Reputation: 6845
Android noob here. I learn the best by seeing the source code of a functional example, but I have been unable to find a simple-but-complete example of using a socket in its own thread.
I have an Android service that needs to communicate with the Internet. I want to open a TCP socket that connects to a server on the Internet. The service needs to send data to the Internet, and data coming back from the net will need to go to the service. Since the service is doing other things as well, the socket connection needs to live in its own thread.

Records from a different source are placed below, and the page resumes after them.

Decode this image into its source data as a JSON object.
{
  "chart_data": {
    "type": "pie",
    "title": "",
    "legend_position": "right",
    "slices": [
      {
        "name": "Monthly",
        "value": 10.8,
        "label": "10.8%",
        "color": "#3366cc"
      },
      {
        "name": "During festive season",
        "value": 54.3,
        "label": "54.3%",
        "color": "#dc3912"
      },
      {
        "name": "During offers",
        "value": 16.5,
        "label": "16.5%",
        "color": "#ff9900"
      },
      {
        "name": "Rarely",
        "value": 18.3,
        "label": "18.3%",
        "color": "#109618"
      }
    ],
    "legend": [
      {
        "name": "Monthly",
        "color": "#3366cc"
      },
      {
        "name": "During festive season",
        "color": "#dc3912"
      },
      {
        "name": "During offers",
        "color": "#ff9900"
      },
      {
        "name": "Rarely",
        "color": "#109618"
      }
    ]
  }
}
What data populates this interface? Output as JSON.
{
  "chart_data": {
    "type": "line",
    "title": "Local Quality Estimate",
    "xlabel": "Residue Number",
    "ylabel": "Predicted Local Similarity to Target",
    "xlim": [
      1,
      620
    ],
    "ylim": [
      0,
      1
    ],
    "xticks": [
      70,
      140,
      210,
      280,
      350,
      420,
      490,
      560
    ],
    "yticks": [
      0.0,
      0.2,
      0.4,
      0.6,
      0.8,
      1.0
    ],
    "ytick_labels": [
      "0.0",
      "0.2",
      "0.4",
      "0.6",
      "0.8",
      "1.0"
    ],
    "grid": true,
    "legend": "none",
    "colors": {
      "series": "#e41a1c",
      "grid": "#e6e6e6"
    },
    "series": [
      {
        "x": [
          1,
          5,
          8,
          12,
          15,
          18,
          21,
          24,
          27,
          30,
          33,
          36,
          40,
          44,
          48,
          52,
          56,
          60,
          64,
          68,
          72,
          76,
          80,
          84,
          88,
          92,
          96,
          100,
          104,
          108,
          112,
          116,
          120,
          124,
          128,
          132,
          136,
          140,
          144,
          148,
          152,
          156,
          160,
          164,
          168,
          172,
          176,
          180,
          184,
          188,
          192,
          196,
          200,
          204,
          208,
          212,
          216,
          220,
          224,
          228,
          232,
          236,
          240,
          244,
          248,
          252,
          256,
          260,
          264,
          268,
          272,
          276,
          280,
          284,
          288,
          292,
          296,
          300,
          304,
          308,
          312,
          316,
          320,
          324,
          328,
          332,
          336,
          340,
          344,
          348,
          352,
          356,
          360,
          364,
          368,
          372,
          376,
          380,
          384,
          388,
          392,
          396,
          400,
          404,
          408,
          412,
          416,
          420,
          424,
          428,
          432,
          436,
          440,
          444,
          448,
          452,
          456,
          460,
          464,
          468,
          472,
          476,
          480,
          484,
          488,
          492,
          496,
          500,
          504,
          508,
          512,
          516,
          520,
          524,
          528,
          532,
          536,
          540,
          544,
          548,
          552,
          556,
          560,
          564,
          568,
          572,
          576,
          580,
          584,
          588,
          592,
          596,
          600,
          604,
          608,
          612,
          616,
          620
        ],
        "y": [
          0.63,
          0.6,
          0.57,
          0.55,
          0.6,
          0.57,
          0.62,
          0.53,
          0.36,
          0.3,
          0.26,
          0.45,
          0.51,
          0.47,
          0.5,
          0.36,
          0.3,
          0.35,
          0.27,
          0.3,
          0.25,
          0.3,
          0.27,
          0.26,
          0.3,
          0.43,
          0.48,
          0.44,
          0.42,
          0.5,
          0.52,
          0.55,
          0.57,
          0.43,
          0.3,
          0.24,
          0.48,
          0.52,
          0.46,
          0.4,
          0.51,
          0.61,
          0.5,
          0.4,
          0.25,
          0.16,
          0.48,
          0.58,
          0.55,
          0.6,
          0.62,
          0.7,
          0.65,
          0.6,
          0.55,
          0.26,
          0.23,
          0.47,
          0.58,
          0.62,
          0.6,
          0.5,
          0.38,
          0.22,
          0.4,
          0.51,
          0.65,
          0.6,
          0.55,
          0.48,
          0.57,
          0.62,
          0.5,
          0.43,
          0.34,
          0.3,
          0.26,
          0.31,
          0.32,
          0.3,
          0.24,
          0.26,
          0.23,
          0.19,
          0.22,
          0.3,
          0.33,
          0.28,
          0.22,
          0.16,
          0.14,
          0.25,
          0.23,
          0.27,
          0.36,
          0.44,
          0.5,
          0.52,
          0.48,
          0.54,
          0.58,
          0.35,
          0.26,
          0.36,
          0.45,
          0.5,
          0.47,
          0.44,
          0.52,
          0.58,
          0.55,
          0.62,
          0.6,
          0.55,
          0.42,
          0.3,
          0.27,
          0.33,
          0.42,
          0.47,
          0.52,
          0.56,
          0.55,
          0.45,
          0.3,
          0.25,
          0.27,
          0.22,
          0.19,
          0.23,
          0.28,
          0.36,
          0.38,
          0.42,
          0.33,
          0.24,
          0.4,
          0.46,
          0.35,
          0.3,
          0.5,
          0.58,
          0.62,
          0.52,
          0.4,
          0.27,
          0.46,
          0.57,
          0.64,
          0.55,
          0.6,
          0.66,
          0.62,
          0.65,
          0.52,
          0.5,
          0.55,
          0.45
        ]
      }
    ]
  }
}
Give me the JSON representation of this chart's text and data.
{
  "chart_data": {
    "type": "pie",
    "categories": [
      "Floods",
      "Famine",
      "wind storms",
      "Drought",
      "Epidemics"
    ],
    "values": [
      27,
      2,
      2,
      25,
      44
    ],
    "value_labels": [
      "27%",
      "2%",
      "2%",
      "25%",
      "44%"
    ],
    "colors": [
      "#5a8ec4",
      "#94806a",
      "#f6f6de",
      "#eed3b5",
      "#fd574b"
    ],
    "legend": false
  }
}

Any idea where I could find an example of a socket in a thread with communication to/from the socket?
Thanks
Upvotes: 9
Views: 30329
Reputation: 4751
You simply need to create an async task that communicates in the background and then updates the UI thread as needed. Here is the background thread to get information from a socket and update a text view with the number of bytes it receivers
public class InternetTask extends AsyncTask<Void, Integer, Void> {
private WeakReference<TextView> mUpdateView;
public LoginTask(TextView view) {
this.mUpdateView = new WeakReference<TextView>(view);
}
@Override
protected Void doInBackground() {
try {
Socket socket = new Socket("127.0.0.1", 80);
InputStream is = socket.getInputStream();
byte[] buffer = new byte[25];
int read = is.read(buffer);
while(read != -1){
publishProgress(read);
read = is.read(buffer);
}
is.close();
socket.close();
} catch (Exception e) {
e.printStackTrace();
}
}
@Override
protected void onProgressUpdate(Integer... values) {
if(mUpdateView.get() != null && values.length > 0){
mUpdateView.get().setText(values[0].toString());
}
}
}
And here is how you would kick that thread off
public class TestTab extends Activity {
@Override
protected void onCreate(Bundle savedInstanceState) {
super.onCreate(savedInstanceState);
setContentView(R.layout.someLayout);
TextView textView = (TextView)findViewById(R.id.someid);
InternetTask task = new InternetTask(textView);
task.execute();
}
}
Upvotes: 15
Reputation: 41858
Here is a long blog about this subject, where both the server and client parts are showing, with the socket communication going over a separate thread.
One thing to be aware of is that if you are passing int
s you may run into a byte-order problem, so, just do some testing and I would suggest you ensure that the server sends in the format that the Android needs, in case you have servers on more than one OS.